In post-capture reads from a Bulgarian tooth sample believed to be from around 1500 BCE, for example, the group detected nearly 9,700 SNPs — up from the fewer than 1,000 single nucleotide variants detected with comparable sequence coverage of a non-enriched library from the same sample.
That difference in variant representation is far from trivial for those retracing ancient human relationships, population patterns, and migration, Carpenter noted.
Whereas the pre-capture sequence data placed the Bulgarian sample broadly within the realm of genetic variation that represents European populations, for instance, having 10-fold as many SNPs at their disposal allowed researchers to perform analyses indicating that the individual clustered most closely with populations in southern Europe.
WISC enrichment bolstered the sets of informative SNPs found in the other ancient samples, too, Carpenter said. In the seven Peruvian mummies, researchers found around 1,500 SNPs pre-capture, but nearly 21,600 after applying the enrichment scheme. And post-capture Danish hair sample sequences contained almost 6,900 SNPs — up from the 841 or so that were found from pre-capture sequences from the nearly 3,400-year-old sample.
On average, the researchers tracked down roughly 50,000 SNPs for every million Illumina reads, Carpenter said.
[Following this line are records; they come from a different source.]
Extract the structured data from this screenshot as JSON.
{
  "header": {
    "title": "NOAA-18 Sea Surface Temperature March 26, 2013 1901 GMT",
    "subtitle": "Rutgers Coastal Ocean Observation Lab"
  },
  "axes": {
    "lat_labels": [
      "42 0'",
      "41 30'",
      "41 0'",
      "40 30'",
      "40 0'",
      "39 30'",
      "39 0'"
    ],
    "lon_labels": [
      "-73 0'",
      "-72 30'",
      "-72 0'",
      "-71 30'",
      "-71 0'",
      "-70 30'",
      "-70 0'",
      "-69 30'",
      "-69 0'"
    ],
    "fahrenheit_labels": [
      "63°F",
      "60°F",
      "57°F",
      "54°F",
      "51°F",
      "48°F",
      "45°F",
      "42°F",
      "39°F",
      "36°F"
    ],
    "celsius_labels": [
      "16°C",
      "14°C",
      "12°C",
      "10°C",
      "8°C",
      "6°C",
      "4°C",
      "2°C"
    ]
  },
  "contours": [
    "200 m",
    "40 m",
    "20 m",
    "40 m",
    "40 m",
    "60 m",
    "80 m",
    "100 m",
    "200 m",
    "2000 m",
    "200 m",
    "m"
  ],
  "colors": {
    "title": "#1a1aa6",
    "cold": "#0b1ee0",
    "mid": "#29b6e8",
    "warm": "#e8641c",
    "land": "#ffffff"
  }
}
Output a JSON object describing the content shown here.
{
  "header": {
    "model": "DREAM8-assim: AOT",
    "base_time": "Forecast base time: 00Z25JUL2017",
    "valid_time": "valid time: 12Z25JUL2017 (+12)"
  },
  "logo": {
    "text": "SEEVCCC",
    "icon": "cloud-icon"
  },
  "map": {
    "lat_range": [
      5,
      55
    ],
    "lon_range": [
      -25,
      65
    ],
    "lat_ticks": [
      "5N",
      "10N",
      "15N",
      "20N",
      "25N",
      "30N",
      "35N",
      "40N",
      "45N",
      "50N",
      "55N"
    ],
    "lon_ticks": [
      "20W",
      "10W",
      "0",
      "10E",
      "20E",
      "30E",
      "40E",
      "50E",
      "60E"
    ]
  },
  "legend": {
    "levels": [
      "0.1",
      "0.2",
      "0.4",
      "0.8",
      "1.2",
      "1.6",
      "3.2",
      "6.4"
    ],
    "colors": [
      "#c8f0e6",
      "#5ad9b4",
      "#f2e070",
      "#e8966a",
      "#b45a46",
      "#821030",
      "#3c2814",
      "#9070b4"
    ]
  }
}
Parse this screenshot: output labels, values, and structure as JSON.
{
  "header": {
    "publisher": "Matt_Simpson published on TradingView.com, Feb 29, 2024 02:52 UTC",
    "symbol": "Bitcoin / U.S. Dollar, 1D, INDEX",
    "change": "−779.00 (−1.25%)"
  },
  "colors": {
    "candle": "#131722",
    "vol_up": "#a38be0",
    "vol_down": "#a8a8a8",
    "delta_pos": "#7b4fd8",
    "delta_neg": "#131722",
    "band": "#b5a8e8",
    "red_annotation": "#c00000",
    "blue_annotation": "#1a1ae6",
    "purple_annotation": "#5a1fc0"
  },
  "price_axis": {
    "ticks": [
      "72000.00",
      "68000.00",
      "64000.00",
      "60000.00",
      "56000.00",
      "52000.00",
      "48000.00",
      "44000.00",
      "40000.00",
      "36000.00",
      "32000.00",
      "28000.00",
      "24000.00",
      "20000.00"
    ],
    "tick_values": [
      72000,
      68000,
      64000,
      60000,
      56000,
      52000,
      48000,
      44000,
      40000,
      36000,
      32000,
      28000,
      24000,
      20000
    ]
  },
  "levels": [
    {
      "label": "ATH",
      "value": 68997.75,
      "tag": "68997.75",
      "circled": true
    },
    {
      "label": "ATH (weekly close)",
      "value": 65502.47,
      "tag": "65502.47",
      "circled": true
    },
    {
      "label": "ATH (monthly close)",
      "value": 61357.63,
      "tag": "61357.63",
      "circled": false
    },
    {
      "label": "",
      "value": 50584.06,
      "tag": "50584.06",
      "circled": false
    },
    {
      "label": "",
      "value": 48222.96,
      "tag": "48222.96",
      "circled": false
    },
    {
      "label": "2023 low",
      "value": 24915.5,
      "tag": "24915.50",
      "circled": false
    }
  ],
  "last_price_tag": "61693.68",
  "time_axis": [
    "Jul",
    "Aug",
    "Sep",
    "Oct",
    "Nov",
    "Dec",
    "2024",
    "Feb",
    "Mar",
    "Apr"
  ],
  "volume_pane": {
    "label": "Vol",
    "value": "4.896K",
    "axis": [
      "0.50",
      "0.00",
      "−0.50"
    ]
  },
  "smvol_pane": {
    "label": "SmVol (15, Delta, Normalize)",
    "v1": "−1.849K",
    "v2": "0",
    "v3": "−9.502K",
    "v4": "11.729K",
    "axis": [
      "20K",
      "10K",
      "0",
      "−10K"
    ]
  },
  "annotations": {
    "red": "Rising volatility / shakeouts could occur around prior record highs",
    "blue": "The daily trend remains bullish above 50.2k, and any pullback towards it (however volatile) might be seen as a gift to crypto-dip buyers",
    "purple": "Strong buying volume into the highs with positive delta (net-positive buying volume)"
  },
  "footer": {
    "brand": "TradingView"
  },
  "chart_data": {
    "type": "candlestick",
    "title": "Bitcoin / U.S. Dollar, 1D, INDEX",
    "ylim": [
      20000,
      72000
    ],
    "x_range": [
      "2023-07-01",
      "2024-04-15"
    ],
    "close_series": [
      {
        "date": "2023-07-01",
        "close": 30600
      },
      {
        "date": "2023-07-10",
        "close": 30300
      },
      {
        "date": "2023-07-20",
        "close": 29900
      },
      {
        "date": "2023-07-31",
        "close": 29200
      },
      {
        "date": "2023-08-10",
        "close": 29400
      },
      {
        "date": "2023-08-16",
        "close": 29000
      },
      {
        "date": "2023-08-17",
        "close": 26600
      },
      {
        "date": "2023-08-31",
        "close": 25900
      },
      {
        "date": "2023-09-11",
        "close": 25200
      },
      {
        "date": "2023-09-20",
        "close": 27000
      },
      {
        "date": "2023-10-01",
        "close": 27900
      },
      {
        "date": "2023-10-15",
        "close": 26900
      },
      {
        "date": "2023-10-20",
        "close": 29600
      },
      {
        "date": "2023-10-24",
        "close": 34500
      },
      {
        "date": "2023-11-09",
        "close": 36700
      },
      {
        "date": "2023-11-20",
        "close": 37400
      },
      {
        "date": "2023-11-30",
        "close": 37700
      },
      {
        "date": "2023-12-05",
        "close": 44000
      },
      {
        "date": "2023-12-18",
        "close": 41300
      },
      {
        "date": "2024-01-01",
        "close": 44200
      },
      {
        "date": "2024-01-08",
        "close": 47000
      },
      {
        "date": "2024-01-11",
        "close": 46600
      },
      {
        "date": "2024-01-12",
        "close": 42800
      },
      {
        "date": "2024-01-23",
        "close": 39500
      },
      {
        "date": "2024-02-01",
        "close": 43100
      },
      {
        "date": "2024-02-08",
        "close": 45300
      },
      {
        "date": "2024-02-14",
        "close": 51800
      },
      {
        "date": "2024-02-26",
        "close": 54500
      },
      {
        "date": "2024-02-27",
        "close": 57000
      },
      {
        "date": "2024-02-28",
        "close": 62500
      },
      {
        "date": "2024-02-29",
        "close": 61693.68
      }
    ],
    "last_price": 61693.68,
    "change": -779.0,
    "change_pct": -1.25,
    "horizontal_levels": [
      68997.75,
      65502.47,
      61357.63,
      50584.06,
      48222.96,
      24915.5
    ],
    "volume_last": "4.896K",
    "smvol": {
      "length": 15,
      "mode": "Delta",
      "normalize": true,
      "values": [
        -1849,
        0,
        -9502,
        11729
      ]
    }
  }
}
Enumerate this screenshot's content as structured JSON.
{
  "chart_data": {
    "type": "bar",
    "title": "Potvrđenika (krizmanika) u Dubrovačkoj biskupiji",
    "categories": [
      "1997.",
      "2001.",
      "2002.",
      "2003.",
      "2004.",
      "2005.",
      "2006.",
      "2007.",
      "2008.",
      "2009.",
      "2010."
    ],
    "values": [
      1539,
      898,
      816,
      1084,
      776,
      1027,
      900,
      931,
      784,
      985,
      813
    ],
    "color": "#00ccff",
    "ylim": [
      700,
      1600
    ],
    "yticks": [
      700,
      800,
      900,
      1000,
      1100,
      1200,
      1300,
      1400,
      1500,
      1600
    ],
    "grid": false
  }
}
They also found that the number of ancient DNA reads tended to level off or plateau at lower overall read levels in the post-capture samples than did cases where WISC wasn't used, suggesting the method can successfully enrich for the majority of sequences sought in the original samples.
"We think this is going to substantially increase the number of samples that are available to shotgun sequence," Carpenter noted during her presentation. The team expects to publish the study in the not-too-distant future.
For his part, Meyer said he is anxiously awaiting that publication so he can delve into the details about the team's method and data to get a better sense of how WISC compares to other targeted capture approaches — both in terms of performance and price.
"In essence, I would be surprised if the method developed by Carpenter et al. could be used to sequence complete genomes in a cost-efficient manner," Meyer said, "but it may be a simple but powerful tool to generate overlapping sequence data from parts of the genomes of ancient samples for population genetic analyses."